Daphne and George, have been receiving live-in care from the Live In Care Company since May. Their carer, Sarah, arrived during the first nationwide COVID-19 lockdown, in this time Sarah got to know Daphne and George well, and they have built a strong bond.

 

In October 2020 Daphne went for her usual mid-afternoon nap, but when Sarah came to wake her she noticed that Daphne was very confused. Daphne was speaking, but the words were coming out all jumbled up and she appeared weaker on one side of her body.

 

Sarah made sure Daphne was safe and called 999, explaining to the operator what had happened.

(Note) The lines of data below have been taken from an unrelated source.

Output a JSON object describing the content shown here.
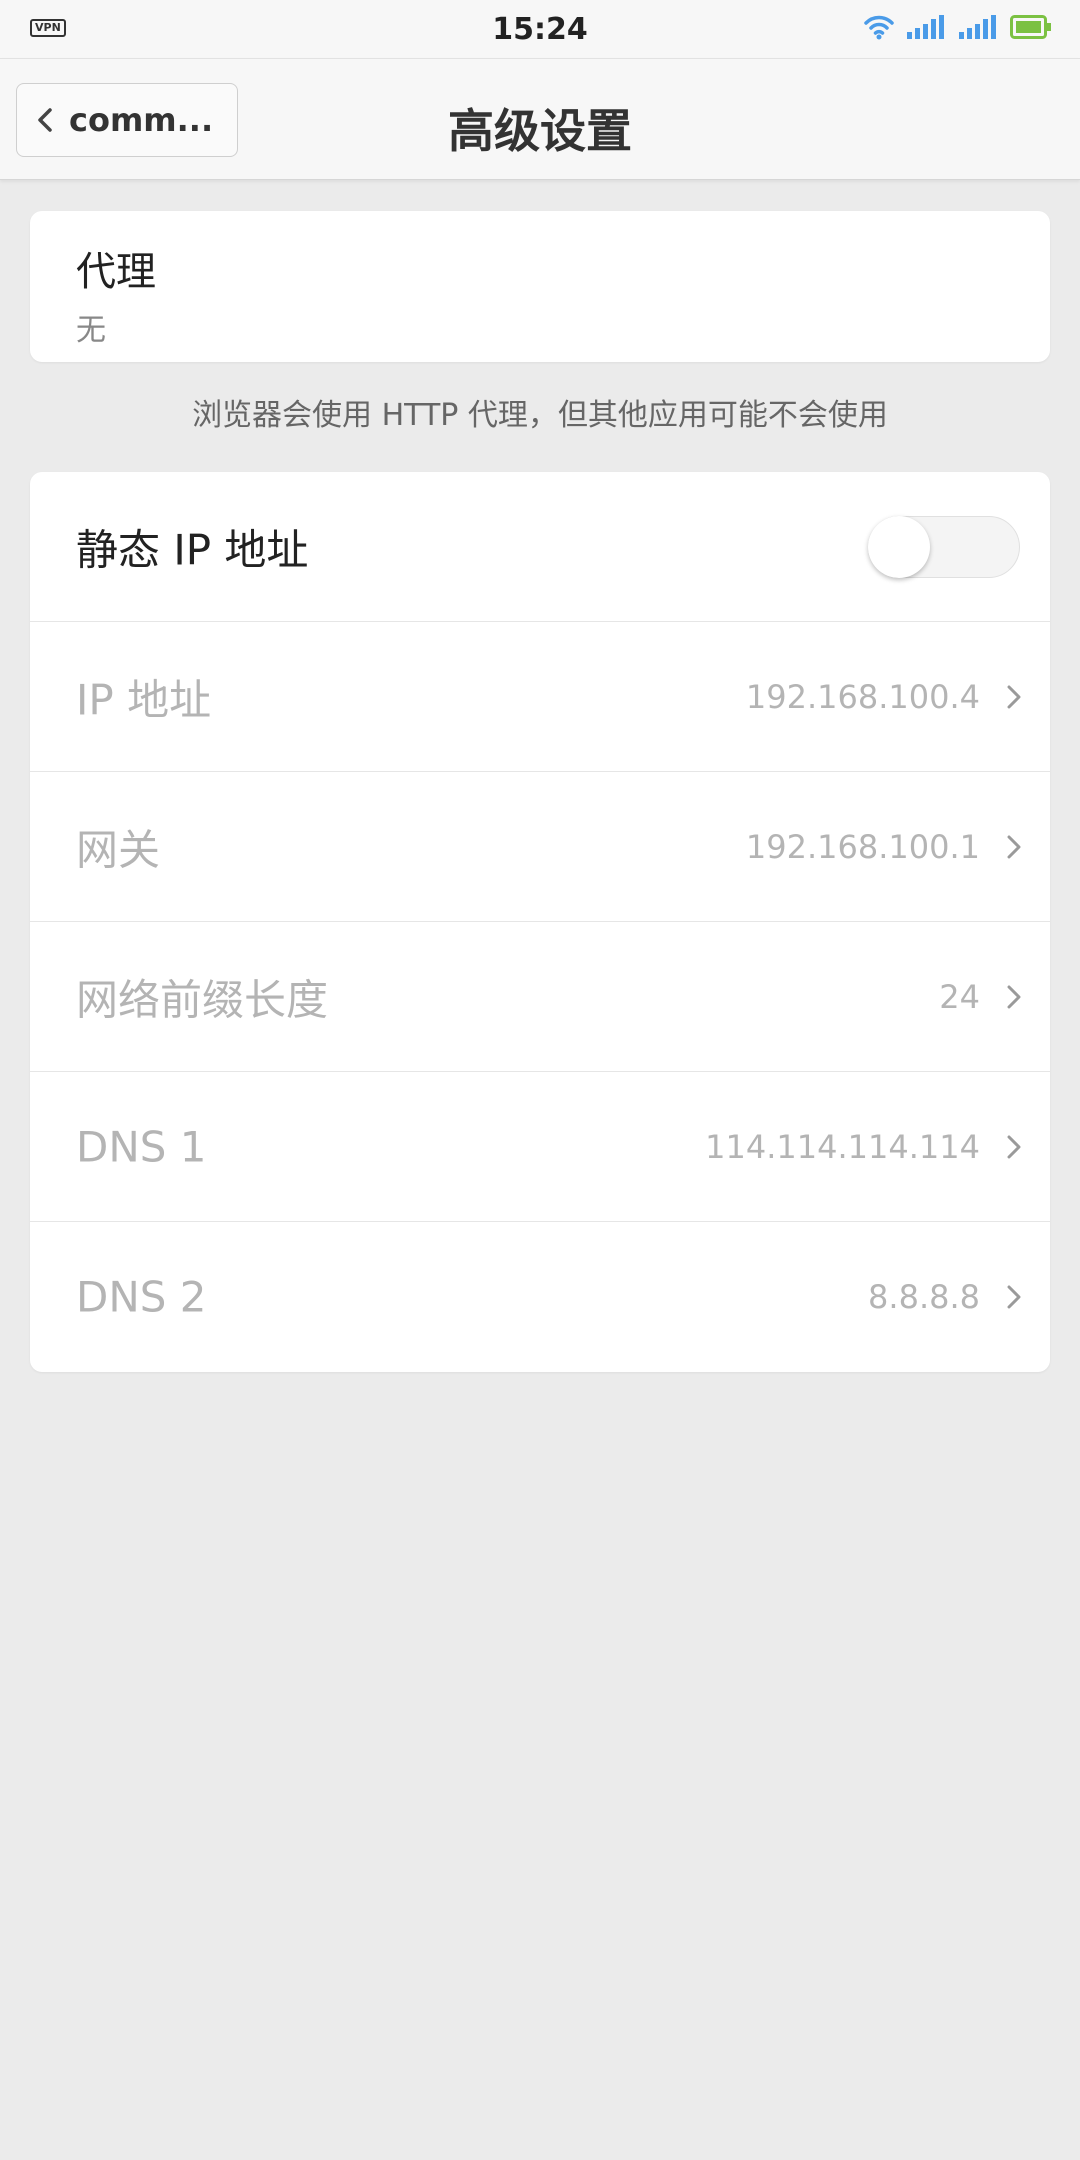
{
  "status_bar": {
    "vpn": "VPN",
    "time": "15:24"
  },
  "header": {
    "back_label": "comm...",
    "title": "高级设置"
  },
  "proxy": {
    "label": "代理",
    "value": "无"
  },
  "proxy_note": "浏览器会使用 HTTP 代理，但其他应用可能不会使用",
  "static_ip": {
    "label": "静态 IP 地址",
    "enabled": false
  },
  "rows": [
    {
      "label": "IP 地址",
      "value": "192.168.100.4"
    },
    {
      "label": "网关",
      "value": "192.168.100.1"
    },
    {
      "label": "网络前缀长度",
      "value": "24"
    },
    {
      "label": "DNS 1",
      "value": "114.114.114.114"
    },
    {
      "label": "DNS 2",
      "value": "8.8.8.8"
    }
  ],
  "colors": {
    "background": "#ebebeb",
    "card": "#ffffff",
    "disabled_text": "#b4b4b4",
    "primary_text": "#222222",
    "wifi_blue": "#4a9be8",
    "battery_green": "#7bc142"
  }
}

As she used to be a nurse, Sarah suspected that Daphne may have had a stroke. Sarah explained to George that she had called 999 and also their son James to let him know what was happening. Sarah, Daphne and George waited for the paramedics to arrive. It was comforting to see that although Daphne was confused, she wasn’t frightened, Sarah was calm and reassuring.

 

Sarah described the situation to the paramedics and while Daphne was being monitored she quickly put a hospital bag together with some home comforts. Due to the COVID-19 pandemic, nobody could accompany Daphne in the ambulance. As Daphne went with the paramedics, George became increasing upset and frightened at the thought of his wife being taken away and not being able to support her. Sarah did a wonderful job of comforting George. That night she put the phone by her bed to ensure she received any updates from the hospital.

 

The next day, Daphne was transferred to a much larger hospital in the city and was admitted to the Acute Stroke Unit. Sarah stayed at home with George, reassuring him, speaking with the doctors and ensuring that the family understood what was happening and that Daphne was being well cared for. It became clear that Daphne had had a small stroke which triggered weakness and aphasia (an impairment of language, affecting the production or comprehension of speech). Daphne was supported on the ward for a week, and George missed her greatly, but was reassured by the presence of Sarah in the home.

 

At the end of October, since COVID-19 was spreading quickly the doctors decided that although Daphne still had some way to go in her recovery, she could come home as Sarah was on hand to provide additional support. It was safer for Daphne to continue her recovery at home in the countryside rather than in a busy city hospital. The fact that she had appropriate live-care meant Daphne could be cared for at home with visiting occupational therapy. Sarah could keep a close eye on Daphne, making sure she took her medication, keeping up to date with medical appointments, and helping with the exercises that Daphne had been given.  Daphne was benefitting enormously from the hearty, nutritious meals that Sarah cooked and is rebuilding her strength.

 

At aged 81, Daphne and George just want to be together. The idea of not seeing Daphne for weeks on end was extremely upsetting for George and he was delighted that she could return home so soon. The day Daphne was discharged from hospital George waited all afternoon by the window watching out for the ambulance to bring her home. A few weeks on and Daphne is doing really well with the help of Sarah, and George is happy to have her back home.